The test probably access the internals for convenience, for comparing internal and external view. Or maybe actually don't do it, and the header remains even when no longer needed.

And if extenders or embedders needs things that are not accessible from the outside, we must provide ways, not allow/force them to pokeing in internals.

Changed 13 years ago by jhorwitz

Been away for a month or so, so not having looked at them yet, I'm guessing that the embedding tests should be updated to use the proper Parrot_* types and exported functions. Jerry has taken the first step by forcing them to break in the right places. Cleanup will be tedious but not difficult.

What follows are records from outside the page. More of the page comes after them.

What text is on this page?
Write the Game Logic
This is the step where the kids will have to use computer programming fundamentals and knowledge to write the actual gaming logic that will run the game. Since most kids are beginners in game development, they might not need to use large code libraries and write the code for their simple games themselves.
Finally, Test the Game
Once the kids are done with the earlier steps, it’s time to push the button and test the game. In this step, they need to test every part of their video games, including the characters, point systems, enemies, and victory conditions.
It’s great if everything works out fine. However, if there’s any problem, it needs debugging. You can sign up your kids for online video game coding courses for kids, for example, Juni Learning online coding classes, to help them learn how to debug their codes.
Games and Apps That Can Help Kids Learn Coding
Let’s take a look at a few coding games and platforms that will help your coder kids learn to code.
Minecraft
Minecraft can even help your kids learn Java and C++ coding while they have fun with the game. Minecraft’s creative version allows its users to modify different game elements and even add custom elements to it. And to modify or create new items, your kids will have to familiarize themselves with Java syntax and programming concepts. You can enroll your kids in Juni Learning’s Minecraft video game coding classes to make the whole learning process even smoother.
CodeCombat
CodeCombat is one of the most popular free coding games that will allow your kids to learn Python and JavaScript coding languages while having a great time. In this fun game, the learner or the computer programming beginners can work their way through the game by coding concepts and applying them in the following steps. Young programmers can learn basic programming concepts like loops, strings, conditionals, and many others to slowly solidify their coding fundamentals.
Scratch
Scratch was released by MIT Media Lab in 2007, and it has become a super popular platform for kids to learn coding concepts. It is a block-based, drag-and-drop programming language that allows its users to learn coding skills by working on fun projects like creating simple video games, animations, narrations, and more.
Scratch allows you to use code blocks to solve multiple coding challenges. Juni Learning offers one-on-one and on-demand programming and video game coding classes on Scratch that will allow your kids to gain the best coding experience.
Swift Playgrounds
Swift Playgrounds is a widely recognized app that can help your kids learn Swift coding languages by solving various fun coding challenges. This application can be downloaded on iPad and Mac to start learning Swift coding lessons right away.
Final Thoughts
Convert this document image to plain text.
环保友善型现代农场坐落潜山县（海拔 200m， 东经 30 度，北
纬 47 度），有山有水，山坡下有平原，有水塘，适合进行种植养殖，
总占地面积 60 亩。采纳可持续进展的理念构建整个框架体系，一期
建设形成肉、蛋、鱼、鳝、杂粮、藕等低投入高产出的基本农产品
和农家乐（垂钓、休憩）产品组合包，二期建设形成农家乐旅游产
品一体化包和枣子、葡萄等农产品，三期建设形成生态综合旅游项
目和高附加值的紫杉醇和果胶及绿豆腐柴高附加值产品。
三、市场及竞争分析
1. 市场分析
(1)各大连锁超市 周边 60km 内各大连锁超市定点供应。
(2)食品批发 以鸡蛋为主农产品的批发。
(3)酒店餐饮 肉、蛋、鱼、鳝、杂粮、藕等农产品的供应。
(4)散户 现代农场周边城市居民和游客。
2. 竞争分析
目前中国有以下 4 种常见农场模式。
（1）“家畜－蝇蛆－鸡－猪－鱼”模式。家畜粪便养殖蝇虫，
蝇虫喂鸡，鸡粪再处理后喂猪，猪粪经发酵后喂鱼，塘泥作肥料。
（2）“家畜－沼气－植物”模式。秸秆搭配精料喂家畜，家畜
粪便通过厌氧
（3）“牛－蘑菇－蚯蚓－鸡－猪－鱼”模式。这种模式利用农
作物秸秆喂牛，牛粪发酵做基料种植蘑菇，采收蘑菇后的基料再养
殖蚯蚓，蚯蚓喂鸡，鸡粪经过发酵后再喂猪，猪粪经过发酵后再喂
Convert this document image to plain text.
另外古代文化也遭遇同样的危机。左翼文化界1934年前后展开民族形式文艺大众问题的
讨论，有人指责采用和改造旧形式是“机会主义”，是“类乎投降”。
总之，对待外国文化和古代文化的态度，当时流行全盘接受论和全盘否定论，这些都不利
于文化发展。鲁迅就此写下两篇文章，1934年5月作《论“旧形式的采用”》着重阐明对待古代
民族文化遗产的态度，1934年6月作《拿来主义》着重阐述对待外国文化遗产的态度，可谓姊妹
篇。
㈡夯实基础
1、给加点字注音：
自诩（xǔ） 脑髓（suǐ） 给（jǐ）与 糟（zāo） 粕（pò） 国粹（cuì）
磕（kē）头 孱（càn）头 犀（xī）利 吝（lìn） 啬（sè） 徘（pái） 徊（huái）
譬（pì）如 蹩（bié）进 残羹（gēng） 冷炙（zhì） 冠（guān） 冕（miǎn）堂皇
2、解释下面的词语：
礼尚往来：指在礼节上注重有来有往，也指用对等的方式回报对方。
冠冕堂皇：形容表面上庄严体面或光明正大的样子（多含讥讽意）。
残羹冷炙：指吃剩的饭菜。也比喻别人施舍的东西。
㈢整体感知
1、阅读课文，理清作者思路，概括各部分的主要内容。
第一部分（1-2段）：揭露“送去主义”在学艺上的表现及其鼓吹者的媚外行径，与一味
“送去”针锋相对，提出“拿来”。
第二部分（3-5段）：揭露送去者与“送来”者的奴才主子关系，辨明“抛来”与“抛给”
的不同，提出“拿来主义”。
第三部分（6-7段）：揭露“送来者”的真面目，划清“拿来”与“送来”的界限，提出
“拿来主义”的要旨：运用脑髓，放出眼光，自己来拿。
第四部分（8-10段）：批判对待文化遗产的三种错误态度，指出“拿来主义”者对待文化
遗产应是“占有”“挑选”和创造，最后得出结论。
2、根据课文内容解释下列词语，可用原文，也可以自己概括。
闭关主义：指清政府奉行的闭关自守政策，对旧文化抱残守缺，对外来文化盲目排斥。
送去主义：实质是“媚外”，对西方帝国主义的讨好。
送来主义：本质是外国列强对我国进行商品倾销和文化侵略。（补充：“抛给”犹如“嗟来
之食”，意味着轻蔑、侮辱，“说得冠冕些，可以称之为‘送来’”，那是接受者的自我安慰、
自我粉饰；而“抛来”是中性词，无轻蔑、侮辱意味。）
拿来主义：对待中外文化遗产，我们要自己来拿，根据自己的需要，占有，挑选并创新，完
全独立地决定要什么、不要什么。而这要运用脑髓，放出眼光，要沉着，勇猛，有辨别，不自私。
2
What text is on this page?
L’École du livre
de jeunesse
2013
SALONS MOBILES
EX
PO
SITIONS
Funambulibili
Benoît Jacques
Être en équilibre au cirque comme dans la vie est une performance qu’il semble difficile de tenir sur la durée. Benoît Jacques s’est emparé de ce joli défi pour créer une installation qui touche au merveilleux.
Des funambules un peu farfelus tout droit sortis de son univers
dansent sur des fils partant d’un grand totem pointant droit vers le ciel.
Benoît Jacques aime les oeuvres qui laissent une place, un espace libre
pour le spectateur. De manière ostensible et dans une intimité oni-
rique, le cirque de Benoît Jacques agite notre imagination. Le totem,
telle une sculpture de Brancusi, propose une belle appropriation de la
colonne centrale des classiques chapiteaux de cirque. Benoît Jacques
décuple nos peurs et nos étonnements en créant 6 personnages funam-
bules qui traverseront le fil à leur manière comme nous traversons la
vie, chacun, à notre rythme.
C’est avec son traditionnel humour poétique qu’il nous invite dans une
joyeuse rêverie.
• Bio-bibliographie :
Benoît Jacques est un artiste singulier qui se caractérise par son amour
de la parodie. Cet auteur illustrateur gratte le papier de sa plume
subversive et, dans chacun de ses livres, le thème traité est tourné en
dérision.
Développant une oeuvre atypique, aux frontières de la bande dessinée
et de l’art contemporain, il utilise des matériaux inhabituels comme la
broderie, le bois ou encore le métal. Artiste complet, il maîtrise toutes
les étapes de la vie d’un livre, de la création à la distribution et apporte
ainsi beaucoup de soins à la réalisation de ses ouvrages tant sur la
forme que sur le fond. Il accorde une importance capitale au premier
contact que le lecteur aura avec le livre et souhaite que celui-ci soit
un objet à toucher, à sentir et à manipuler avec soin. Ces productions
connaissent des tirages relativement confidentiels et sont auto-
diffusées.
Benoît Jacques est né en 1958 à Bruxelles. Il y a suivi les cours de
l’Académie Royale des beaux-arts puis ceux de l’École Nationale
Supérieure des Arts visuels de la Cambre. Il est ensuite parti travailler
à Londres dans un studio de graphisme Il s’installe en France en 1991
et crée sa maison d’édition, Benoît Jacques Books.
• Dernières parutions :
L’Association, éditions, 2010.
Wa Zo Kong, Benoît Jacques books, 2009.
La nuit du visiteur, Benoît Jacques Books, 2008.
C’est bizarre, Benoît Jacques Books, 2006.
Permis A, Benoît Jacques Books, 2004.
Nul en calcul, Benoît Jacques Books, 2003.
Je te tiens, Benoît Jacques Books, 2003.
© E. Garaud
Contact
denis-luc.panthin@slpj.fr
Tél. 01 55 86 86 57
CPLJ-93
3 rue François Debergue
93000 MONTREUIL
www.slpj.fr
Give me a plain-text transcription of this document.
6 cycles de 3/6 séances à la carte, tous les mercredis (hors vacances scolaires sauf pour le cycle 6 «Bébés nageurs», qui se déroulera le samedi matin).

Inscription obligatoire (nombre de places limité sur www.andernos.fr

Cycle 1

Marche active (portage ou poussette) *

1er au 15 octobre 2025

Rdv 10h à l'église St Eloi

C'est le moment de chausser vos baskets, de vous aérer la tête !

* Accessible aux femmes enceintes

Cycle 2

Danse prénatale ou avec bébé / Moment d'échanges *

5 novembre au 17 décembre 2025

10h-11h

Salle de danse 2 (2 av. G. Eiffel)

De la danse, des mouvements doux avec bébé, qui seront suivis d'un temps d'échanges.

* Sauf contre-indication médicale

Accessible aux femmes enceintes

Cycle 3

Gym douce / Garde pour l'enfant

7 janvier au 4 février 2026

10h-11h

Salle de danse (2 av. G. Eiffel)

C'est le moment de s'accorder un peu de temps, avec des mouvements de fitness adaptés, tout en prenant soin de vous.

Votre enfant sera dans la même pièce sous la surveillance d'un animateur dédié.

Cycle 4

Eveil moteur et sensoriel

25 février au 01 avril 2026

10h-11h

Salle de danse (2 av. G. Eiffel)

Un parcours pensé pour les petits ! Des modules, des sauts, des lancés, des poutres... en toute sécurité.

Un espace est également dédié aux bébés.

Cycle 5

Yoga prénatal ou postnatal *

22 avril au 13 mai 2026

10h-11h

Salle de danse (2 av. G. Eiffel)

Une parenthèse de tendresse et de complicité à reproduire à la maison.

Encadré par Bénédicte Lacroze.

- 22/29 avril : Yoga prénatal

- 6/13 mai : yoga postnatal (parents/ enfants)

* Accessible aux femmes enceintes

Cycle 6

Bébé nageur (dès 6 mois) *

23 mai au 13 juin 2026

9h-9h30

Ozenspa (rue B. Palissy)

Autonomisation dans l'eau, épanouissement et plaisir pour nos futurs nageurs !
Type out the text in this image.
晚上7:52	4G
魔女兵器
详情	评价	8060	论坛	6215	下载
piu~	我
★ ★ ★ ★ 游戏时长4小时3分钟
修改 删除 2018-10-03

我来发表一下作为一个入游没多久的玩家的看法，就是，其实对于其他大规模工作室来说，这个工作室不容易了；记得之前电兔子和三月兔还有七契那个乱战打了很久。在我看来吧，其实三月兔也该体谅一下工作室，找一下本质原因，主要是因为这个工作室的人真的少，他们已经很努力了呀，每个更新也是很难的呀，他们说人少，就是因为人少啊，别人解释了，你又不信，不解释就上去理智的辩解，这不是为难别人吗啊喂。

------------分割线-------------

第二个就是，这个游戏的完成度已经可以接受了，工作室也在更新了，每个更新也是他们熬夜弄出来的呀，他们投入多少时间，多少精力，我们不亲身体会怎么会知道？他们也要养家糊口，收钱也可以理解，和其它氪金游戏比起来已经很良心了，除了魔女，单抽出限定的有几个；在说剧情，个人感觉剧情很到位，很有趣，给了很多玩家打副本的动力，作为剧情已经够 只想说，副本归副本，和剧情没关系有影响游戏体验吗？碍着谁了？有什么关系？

But as NotFound said, the line between embedder and extender is very fuzzy here, something which Allison and I have talked about often. In fact, an application that ONLY uses the functions in embed.h can't really do much other than run some bytecode and exit. Not terribly useful.

If you do look at the mod_parrot source, there is almost no use of Parrot internal datatypes -- only the opaque external types like Parrot_PMC and Parrot_String. There are functions that obviate almost any need to access the internals, and I've documented many of those in docs/embed.pod (parrot source). The only time I do use the internal types is in the custom PMC and modparrot_backtrace, which is a gross hack and will be replaced with something cleaner.

Changed 12 years ago by allison

The answer is that we should have only one external API, used for both extend and embed. We've already started merging the documentation for the two into a single unified API, the code needs to follow.

So,

  • Only one header file to include for both
  • Any Parrot feature that's available in one, is available in the other

Changed 11 years ago by nwellnhof

  • summary changed from embedding parrot fails, many symbols not exported properly to embedding parrot fails, many symbols not exported properly [win32]

Changed 11 years ago by nwellnhof

  • platform changed from all to win32

Changed 11 years ago by nwellnhof

  • status changed from new to closed
  • resolution set to fixed

You should be able to get Windows code to work by defining PARROT_IN_EXTENSION at the top of your .c file and then including parrot/parrot.h. That's also what Rakudo does.

It is a rather ugly solution, but it should be OK until we have a clearly defined API.